In Central Asia, felt carpets are still placed on the floor of a yurt, where the thick wool helps insulate the tent from the cold ground beneath.
In Iran, too, felt was once the preserve of originally nomadic Central Asian groups like the Turkmen. Over time it also moved into homes, where room-sized pieces were used as floor covering to fill the gaps between more cherished woven carpets. But today, felt making is almost a lost skill and Iranian carpet shops barely stock it.
Still, pieces of new Iranian felt occasionally show up at Western carpet shows. That is thanks to periodic efforts by dealers to rescue what is almost a dying art.
Abolfazi Ramezani, who is based in London, displays several felt carpets that he has commissioned with contemporary patterns that resemble colorful, abstract paintings. But unlike the Italian-designed felts, the colorful designs are not painted on. Instead, they are applied in the traditional, back-breaking way, which is by kneading pieces of colored felt into a larger felt background.
Ramezani describes what the traditional process entails: “It is very hard work to get the wool to this density. They heat up the wool with very hot water and then, with their elbows, they go on and on and on to make them harder, and harder, and harder, and then they lay the design on top of that and they put hot water on it and they carry on rolling them, over and over again until the design actually gets stuck under the plain wool.”
Ramezani says dealers from Japan and Spain seem to particularly like the felt pieces, because “they are different than any other oriental carpet you see.”
One reason the felt-made carpets are striking is that they usually have different designs applied to the front and back. And the prices are affordable. At wholesale, they range from 70 to 130 euros per square meter – which is at the low end of handmade carpet prices.
Can the market for felt carpets grow larger?

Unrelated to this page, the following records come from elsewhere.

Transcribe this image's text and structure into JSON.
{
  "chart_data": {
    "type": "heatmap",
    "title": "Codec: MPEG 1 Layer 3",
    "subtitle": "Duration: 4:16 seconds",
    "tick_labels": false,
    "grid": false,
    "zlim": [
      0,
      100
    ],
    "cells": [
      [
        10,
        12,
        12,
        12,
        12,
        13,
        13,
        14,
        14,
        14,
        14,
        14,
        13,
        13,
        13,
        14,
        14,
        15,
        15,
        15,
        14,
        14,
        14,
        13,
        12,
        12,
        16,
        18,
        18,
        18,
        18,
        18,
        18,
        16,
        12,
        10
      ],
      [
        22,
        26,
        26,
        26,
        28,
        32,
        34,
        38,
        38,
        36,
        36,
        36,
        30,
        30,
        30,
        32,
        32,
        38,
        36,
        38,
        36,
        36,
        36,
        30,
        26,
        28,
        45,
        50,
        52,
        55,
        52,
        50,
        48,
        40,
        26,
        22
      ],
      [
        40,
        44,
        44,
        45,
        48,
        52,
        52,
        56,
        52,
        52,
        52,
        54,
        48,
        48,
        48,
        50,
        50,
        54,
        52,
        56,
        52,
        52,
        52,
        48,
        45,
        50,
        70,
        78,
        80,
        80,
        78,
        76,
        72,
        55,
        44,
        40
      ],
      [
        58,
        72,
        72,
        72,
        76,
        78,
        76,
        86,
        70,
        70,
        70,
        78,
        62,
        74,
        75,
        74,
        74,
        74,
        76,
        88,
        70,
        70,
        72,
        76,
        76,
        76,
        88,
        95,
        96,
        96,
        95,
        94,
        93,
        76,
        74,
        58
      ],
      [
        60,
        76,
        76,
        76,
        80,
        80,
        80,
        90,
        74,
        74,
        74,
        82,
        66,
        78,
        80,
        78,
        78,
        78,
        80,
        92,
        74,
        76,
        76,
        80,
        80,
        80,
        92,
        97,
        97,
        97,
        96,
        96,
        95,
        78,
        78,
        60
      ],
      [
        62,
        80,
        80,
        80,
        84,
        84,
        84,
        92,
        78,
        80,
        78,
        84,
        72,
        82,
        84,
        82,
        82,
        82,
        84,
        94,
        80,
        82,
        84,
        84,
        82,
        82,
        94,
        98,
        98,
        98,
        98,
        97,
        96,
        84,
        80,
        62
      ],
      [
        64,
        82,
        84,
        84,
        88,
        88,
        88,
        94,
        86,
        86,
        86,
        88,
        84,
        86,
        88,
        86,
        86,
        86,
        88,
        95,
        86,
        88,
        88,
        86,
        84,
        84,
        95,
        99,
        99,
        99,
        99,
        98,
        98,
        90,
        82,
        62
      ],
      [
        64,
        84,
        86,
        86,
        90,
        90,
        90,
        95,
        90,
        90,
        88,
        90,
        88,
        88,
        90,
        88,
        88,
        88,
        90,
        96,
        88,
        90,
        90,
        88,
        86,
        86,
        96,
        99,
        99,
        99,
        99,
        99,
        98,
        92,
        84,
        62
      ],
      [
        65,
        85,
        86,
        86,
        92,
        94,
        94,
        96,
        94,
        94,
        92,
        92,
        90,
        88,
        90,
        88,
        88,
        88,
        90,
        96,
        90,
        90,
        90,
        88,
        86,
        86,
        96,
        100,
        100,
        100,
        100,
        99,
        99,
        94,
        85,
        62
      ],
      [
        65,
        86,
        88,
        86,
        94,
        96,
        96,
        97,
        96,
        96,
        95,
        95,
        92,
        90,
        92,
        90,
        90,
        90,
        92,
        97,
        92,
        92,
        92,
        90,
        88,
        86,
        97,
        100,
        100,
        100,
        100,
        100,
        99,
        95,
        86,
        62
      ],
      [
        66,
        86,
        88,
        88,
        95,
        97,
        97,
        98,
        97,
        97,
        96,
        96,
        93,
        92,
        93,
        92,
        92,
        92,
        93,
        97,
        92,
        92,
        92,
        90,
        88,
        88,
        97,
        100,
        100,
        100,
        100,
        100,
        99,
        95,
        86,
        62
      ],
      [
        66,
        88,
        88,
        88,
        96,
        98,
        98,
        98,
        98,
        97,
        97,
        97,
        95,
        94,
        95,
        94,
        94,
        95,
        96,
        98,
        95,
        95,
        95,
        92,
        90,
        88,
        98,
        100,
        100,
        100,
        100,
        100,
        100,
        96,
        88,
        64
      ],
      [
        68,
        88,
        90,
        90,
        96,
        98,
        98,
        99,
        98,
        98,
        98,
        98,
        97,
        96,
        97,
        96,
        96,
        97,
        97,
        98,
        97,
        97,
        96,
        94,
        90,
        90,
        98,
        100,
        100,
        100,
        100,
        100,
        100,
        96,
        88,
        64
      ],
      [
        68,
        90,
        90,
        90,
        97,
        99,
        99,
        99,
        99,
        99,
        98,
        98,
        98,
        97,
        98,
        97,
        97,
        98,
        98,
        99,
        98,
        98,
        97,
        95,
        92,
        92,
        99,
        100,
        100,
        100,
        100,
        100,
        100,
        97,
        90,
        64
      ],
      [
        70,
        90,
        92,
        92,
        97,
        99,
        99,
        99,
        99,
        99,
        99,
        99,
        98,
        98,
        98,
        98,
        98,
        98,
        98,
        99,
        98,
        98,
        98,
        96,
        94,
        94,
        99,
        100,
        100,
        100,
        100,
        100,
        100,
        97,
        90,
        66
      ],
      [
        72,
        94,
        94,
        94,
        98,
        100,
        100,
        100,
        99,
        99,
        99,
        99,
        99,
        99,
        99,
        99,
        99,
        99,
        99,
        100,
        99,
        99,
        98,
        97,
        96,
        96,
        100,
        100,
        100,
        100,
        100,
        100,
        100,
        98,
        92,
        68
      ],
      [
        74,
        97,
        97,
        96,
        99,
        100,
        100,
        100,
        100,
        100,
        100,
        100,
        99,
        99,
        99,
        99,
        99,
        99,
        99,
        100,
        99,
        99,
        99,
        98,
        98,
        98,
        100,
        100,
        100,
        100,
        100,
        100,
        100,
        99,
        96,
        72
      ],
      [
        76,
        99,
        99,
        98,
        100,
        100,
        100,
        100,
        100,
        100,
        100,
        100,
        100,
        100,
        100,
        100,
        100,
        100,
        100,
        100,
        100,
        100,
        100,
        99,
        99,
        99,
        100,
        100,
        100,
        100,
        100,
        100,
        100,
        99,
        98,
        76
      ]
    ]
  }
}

The answer lies in part with Western retailers who, for now, seem barely acquainted with the art form. But it also depends on whether felt producers will continue to make such a labor-intensive product once the standard of living in their home countries rises.
And, says Ramizani, there is still one more player to consider, one that is neither a producer nor a buyer – though it certainly is a consumer.
That player is the humble moth.
“I have been told the moth has a special interest in this quality and they immediately start eating up the wool,” says Ramezani.
He notes that old felt pieces from Iran show considerable moth damage – attesting to their attraction for one of mankind’s most faithful house companions. Making felt less tasty could be one of the first challenges for anyone seriously trying to broaden the market.